Mindful of the coming dispute over the ramifications of the amendment to the Child Wrongful Death Act, counsel defending stillbirth cases should be poised to address the issue of damages to which a plaintiff may be entitled. Accordingly, evaluation of the viability of the fetus should be sought in the case through discovery or expert review. If the facts appear to be undisputed regarding the viability of the fetus, counsel should consider using partial summary judgment to limit damages to a statutory cap allotted to the mother. Such determination would assist in the proper evaluation of exposure and, ultimately, proper litigation strategy.
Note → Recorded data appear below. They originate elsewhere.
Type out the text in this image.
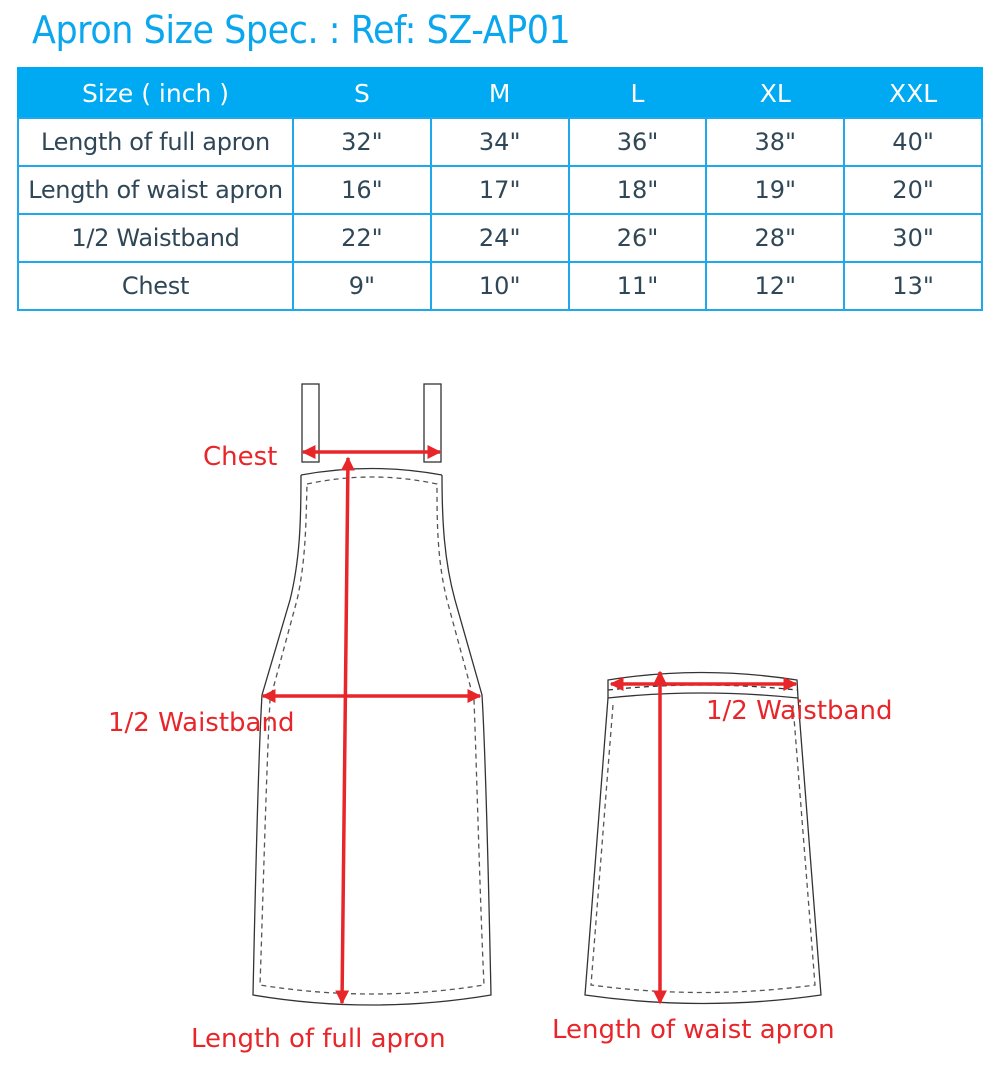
Apron Size Spec. : Ref: SZ-AP01
Size ( inch )	S	M	L	XL	XXL
Length of full apron	32"	34"	36"	38"	40"
Length of waist apron	16"	17"	18"	19"	20"
1/2 Waistband	22"	24"	26"	28"	30"
Chest	9"	10"	11"	12"	13"
Chest
1/2 Waistband
Length of full apron
1/2 Waistband
Length of waist apron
In conclusion, the legislature’s amendment to the Child Wrongful Death Act to include a viable fetus in the definition of child may have significant ramifications for the defense of stillbirth cases. The defense bar should be prepared to address the potential uncertainties early in the case in order to properly evaluate and defend the claim.•
Mr. Palmison is an associate in the Fort Wayne office of Rothberg Logan & Warsco and is a member of the Defense Trial Counsel of Indiana’s Health Law Litigation Section. The opinions expressed in this article are those of the author.